Nest boxes in Pinus radiata woodlands in southern Chile: A tool to mitigate negative environmental impacts?

Muñoz Pedreros, Andrés - Gantz, A - Saavedra, M
Datos de publicación:
biodiversity - birds - forestry monoculture - nest boxes
Biodiversity is affected by forest monoculturing of exotic species, along with wild habitat loss, appear as the principal causes of the conservation problems affecting wild Chilean bird species. Many of these species do not inhabit Pinus radiata due to its homogeneity and the scarcity of habitable havens. To assess the acceptance (habitableness and nesting) of nest boxes in stands of P. radiata in southern Chile, 116 artificial nests, with lures designed to attract insectivores, were installed.

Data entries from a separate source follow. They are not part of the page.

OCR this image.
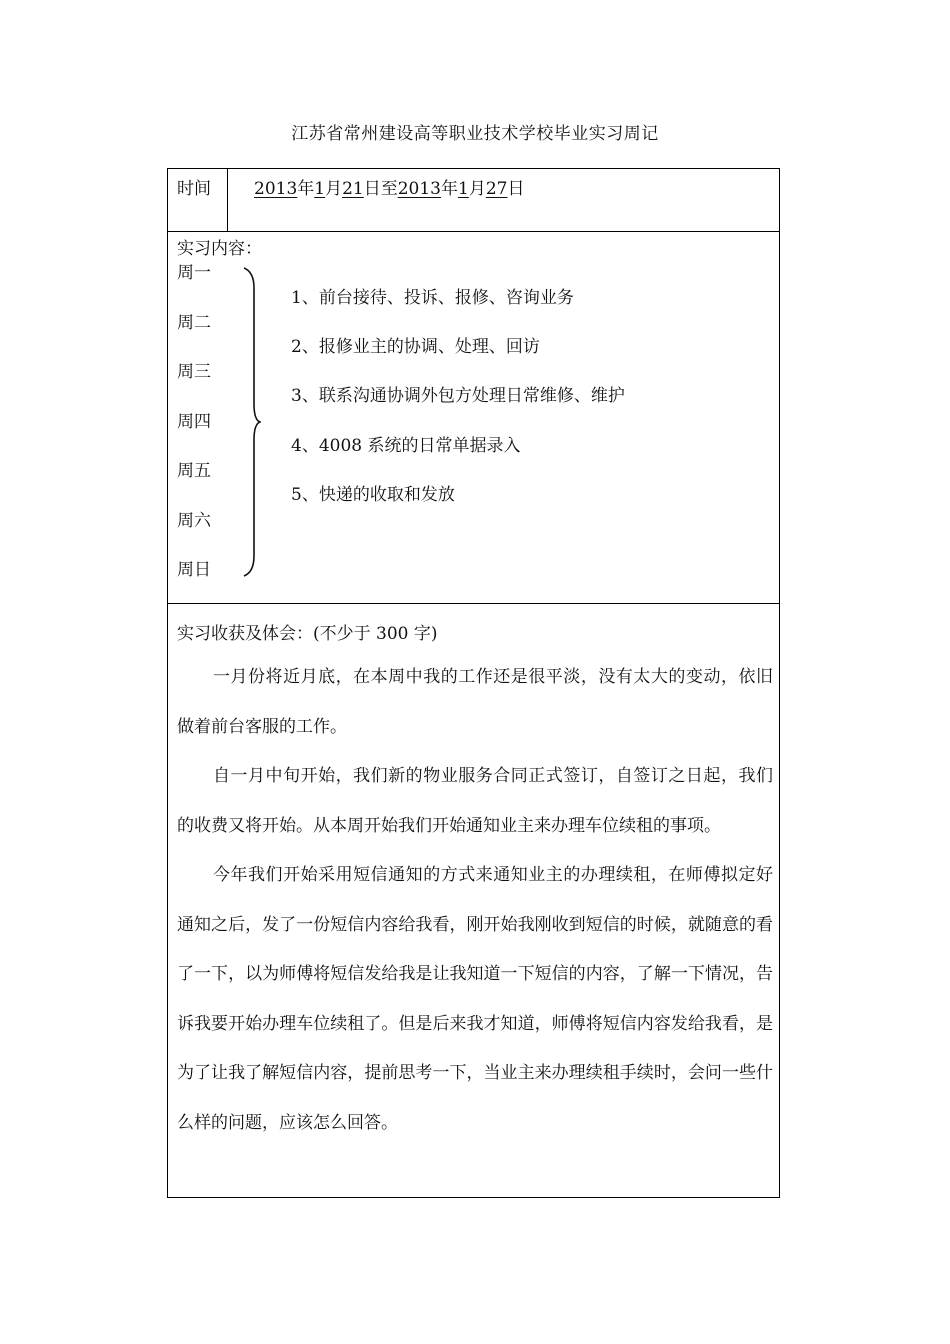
江苏省常州建设高等职业技术学校毕业实习周记
时间	2013年1月21日至2013年1月27日
实习内容：
周一
周二
周三
周四
周五
周六
周日
1、前台接待、投诉、报修、咨询业务
2、报修业主的协调、处理、回访
3、联系沟通协调外包方处理日常维修、维护
4、4008 系统的日常单据录入
5、快递的收取和发放
实习收获及体会：(不少于 300 字)

一月份将近月底，在本周中我的工作还是很平淡，没有太大的变动，依旧做着前台客服的工作。

自一月中旬开始，我们新的物业服务合同正式签订，自签订之日起，我们的收费又将开始。从本周开始我们开始通知业主来办理车位续租的事项。

今年我们开始采用短信通知的方式来通知业主的办理续租，在师傅拟定好通知之后，发了一份短信内容给我看，刚开始我刚收到短信的时候，就随意的看了一下，以为师傅将短信发给我是让我知道一下短信的内容，了解一下情况，告诉我要开始办理车位续租了。但是后来我才知道，师傅将短信内容发给我看，是为了让我了解短信内容，提前思考一下，当业主来办理续租手续时，会问一些什么样的问题，应该怎么回答。
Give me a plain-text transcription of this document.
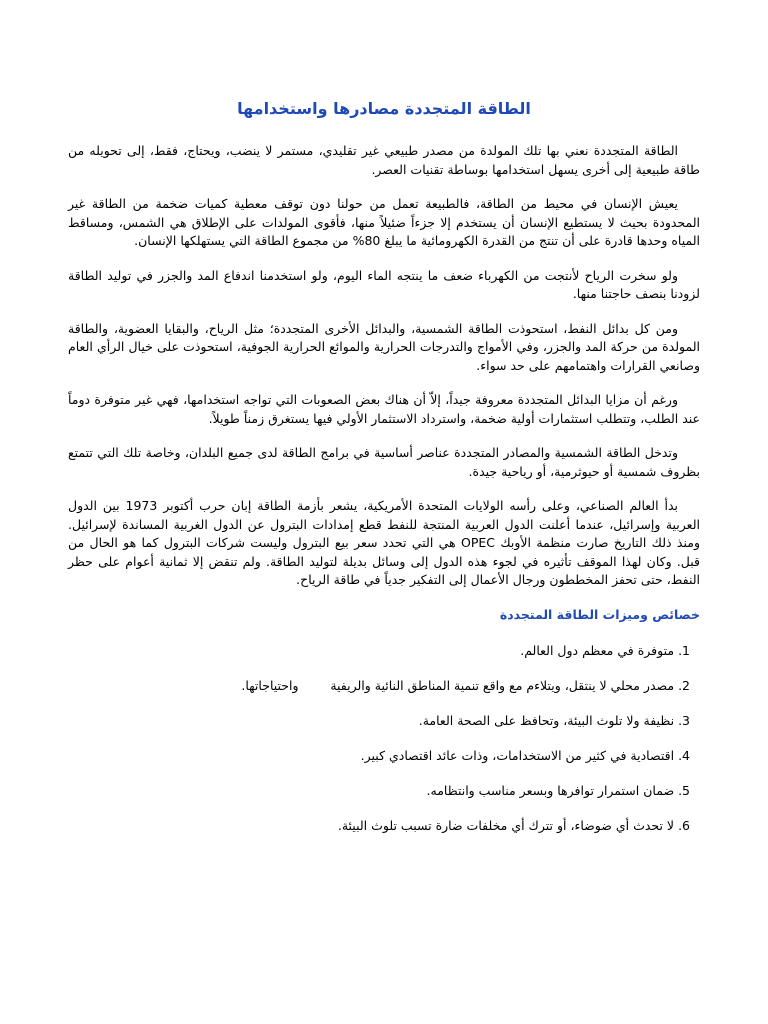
الطاقة المتجددة مصادرها واستخدامها

الطاقة المتجددة نعني بها تلك المولدة من مصدر طبيعي غير تقليدي، مستمر لا ينضب، ويحتاج، فقط، إلى تحويله من طاقة طبيعية إلى أخرى يسهل استخدامها بوساطة تقنيات العصر.

يعيش الإنسان في محيط من الطاقة، فالطبيعة تعمل من حولنا دون توقف معطية كميات ضخمة من الطاقة غير المحدودة بحيث لا يستطيع الإنسان أن يستخدم إلا جزءاً ضئيلاً منها، فأقوى المولدات على الإطلاق هي الشمس، ومساقط المياه وحدها قادرة على أن تنتج من القدرة الكهرومائية ما يبلغ 80% من مجموع الطاقة التي يستهلكها الإنسان.

ولو سخرت الرياح لأنتجت من الكهرباء ضعف ما ينتجه الماء اليوم، ولو استخدمنا اندفاع المد والجزر في توليد الطاقة لزودنا بنصف حاجتنا منها.

ومن كل بدائل النفط، استحوذت الطاقة الشمسية، والبدائل الأخرى المتجددة؛ مثل الرياح، والبقايا العضوية، والطاقة المولدة من حركة المد والجزر، وفي الأمواج والتدرجات الحرارية والموائع الحرارية الجوفية، استحوذت على خيال الرأي العام وصانعي القرارات واهتمامهم على حد سواء.

ورغم أن مزايا البدائل المتجددة معروفة جيداً، إلاّ أن هناك بعض الصعوبات التي تواجه استخدامها، فهي غير متوفرة دوماً عند الطلب، وتتطلب استثمارات أولية ضخمة، واسترداد الاستثمار الأولي فيها يستغرق زمناً طويلاً.

وتدخل الطاقة الشمسية والمصادر المتجددة عناصر أساسية في برامج الطاقة لدى جميع البلدان، وخاصة تلك التي تتمتع بظروف شمسية أو حيوثرمية، أو رياحية جيدة.

بدأ العالم الصناعي، وعلى رأسه الولايات المتحدة الأمريكية، يشعر بأزمة الطاقة إبان حرب أكتوبر 1973 بين الدول العربية وإسرائيل، عندما أعلنت الدول العربية المنتجة للنفط قطع إمدادات البترول عن الدول الغربية المساندة لإسرائيل. ومنذ ذلك التاريخ صارت منظمة الأوبك OPEC هي التي تحدد سعر بيع البترول وليست شركات البترول كما هو الحال من قبل. وكان لهذا الموقف تأثيره في لجوء هذه الدول إلى وسائل بديلة لتوليد الطاقة. ولم تنقض إلا ثمانية أعوام على حظر النفط، حتى تحفز المخططون ورجال الأعمال إلى التفكير جدياً في طاقة الرياح.

خصائص وميزات الطاقة المتجددة
1.
متوفرة في معظم دول العالم.
2.
مصدر محلي لا ينتقل، ويتلاءم مع واقع تنمية المناطق النائية والريفية        واحتياجاتها.
3.
نظيفة ولا تلوث البيئة، وتحافظ على الصحة العامة.
4.
اقتصادية في كثير من الاستخدامات، وذات عائد اقتصادي كبير.
5.
ضمان استمرار توافرها وبسعر مناسب وانتظامه.
6.
لا تحدث أي ضوضاء، أو تترك أي مخلفات ضارة تسبب تلوث البيئة.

Bird houses were highly accepted in the two study areas (98.4% in Temuco and 66.6% in Valdivia). An increase in acceptance was noted, starting in October (1992), reaching practically 100% occupation by February (1993). The percentage of operable houses was maintained high throughout the study. Troglodytes aedon (house wren) occupied almost all of the houses, with only one house occupied by Passer domesticus (house sparrow). T. aedon constructed cup-shaped nests with a base of branches of Ulex europaeus, P. radiata, Rubus ulmifolius, leaves of Eucaliptus, globulus and, in the upper part, animal material such as feathers. The needles of P. radiata were the preferred construction material. The use of bird house to attract birds is successful, and ii we improve the habitat for the bird, it is possible to attract them to the exotic forests of P. radiata. The nests we built are of low cost, and, combined with management techniques such as perches, footpaths and agroforestry, could have benefits on the preservation of biodiversity and the biological control of forest plagues, which in turn could imply a mitigation of negative environmental impacts of the monoculture plantations and similar stands of P. radiata.